Me and my COD homegirls. (Just missing Maria and Andrea)

Our sunburned, beach hair'd group - Jessica, Me, Lyndsey, Chris, Conrad, Lindsay and Jenn (Kitsy).
When I came back from Odessa, Viktor and Alex went on a week long trip to Poland. While they were gone, it was super hot here, Holly was on vacation with her friends in was quite lonely. It was not a great time. Also, since I had spent money on my beach excursion, I was really looking forward to getting paid. We usually get paid around the 20th...yada yada yada...we did not get paid until the 28th. This resulted in a very cranky week of eating bread. When Jenn is not eating good food, she is a VERY angry and cranky girl. That on top of all my friends being was not a good time in my life. I am very glad that it is over. It was definitely the lowest I have felt since I have been here. 
In the past 2 months I have said goodbye to these people:
Erin and Ryne (Erin moved to Nepal, Ryne back to Chicago.)

Dima (Moved to Moscow)

Adam (to Monterey for Grad school)

Brad (moved back to Georgia) and Dylan (moved to Nepal)

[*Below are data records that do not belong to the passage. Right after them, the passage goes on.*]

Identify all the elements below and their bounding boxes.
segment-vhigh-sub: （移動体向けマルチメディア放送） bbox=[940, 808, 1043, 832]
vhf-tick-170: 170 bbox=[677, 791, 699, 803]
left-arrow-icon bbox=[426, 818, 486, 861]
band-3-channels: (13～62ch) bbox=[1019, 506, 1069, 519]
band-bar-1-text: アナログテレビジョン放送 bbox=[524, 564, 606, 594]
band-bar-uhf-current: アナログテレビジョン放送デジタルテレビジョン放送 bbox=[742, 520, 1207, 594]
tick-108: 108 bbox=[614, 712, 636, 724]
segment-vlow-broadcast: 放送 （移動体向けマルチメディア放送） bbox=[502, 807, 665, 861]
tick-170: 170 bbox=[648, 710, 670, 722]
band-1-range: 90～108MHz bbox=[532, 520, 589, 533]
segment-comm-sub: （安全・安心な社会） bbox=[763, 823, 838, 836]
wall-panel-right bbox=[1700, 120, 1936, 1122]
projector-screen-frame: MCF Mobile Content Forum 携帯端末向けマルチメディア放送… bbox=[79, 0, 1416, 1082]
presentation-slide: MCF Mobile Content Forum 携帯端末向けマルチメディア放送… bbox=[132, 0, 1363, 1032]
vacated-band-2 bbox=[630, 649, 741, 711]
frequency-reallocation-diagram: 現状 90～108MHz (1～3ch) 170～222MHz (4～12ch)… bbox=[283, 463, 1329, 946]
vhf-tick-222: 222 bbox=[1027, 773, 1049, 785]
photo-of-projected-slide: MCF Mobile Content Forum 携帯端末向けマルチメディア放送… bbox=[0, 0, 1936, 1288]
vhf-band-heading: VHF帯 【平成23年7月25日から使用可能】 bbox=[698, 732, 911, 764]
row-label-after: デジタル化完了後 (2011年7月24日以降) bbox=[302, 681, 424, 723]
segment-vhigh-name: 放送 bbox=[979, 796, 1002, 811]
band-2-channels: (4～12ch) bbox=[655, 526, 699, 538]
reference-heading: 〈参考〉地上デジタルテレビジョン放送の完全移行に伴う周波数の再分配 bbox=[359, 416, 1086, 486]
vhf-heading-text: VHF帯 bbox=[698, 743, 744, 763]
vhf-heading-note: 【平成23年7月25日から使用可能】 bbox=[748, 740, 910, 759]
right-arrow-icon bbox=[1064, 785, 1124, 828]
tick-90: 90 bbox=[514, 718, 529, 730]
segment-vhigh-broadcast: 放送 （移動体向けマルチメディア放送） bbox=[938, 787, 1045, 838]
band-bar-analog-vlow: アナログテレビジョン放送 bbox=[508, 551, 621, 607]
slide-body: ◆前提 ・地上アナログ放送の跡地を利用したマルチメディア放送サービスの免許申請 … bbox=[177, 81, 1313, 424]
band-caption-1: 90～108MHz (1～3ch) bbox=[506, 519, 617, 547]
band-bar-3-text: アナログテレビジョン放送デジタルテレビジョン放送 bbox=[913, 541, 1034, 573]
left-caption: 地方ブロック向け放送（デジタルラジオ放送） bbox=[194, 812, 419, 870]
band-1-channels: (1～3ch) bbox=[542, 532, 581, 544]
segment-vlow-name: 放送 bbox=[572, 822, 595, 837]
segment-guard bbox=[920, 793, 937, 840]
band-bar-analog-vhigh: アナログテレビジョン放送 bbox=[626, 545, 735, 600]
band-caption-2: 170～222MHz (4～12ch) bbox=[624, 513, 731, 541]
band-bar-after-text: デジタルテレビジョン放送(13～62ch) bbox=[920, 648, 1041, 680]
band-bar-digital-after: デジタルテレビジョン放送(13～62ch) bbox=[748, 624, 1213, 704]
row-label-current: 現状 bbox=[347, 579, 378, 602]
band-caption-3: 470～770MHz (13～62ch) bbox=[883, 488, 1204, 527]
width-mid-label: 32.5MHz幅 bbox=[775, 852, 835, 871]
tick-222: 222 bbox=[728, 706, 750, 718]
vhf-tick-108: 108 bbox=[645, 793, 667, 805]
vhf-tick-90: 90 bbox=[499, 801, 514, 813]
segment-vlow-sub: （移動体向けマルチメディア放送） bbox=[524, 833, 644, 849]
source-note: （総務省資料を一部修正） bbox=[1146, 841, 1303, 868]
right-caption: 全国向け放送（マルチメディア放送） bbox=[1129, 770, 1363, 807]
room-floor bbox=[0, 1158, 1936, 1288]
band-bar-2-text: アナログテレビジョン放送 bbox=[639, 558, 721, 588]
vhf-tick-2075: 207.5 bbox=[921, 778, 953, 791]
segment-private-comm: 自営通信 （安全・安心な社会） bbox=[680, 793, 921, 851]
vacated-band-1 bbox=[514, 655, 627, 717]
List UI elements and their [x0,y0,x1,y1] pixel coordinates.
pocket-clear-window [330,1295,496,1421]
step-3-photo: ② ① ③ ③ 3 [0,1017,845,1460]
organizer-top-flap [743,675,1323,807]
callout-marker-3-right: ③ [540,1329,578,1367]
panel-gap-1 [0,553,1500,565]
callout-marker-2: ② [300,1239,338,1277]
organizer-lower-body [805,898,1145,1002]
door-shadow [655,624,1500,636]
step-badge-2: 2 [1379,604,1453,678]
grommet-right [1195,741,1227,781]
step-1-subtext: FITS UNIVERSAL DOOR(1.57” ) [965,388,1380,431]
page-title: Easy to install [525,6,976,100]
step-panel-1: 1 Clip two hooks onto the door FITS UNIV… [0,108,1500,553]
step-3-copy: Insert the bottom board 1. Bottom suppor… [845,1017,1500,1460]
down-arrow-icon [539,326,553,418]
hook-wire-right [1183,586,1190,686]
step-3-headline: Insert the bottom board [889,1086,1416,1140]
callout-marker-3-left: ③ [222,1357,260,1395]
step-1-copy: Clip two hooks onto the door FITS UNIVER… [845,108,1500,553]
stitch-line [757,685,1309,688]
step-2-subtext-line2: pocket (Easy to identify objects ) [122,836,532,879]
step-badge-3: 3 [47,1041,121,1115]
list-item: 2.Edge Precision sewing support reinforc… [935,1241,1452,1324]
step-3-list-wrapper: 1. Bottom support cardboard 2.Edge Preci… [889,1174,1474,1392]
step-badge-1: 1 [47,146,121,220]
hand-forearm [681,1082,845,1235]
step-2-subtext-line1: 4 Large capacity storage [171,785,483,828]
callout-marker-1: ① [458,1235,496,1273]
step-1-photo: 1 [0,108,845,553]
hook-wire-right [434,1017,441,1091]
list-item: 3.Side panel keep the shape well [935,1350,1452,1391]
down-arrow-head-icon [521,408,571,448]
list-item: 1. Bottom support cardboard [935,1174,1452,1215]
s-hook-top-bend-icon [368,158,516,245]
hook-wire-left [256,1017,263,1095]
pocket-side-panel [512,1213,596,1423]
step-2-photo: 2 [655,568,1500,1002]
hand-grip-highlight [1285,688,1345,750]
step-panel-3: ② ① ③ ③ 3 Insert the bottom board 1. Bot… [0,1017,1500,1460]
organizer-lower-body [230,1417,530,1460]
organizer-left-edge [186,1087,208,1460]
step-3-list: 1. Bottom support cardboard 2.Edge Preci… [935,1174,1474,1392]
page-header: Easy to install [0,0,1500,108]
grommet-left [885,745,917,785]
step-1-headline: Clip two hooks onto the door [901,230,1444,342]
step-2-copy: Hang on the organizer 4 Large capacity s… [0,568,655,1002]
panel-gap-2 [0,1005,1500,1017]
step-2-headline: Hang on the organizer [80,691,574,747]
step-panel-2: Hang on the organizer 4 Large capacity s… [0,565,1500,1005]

Monika (moved to Boston for grad school)
It has not been easy. I knew saying goodbye to people would be a part of this life but I didn't think it would be this hard. With all these goodbye, people are constantly asking me, what's next? What is next for me. I am technically done with the Peace Corps in July, 2013. That is 11 months away. Do any of you know what you're going to be doing next July? Neither do I. So please stop asking. I have 11 more months in this country and I am going to do my best to make the most of them. I am not in American mentality mode where I have to concentrate on what I WILL be doing instead of what I AM doing. I will figure that out then. Thank you for your concern, let me worry about it.
In 3 weeks, I have to say goodbye to this guy:
Viktor and me.
He has been accepted as an EVS (European equivalent to the Peace Corps) in France for a year. Meaning I will be gone by the time he gets back. He is my best friend that I have made here in Moldova and the thought of doing this without him is only comforted by the fact that he is doing something with his life and seizing an opportunity. I don't know what this place will be like without him. I'm scared to find out.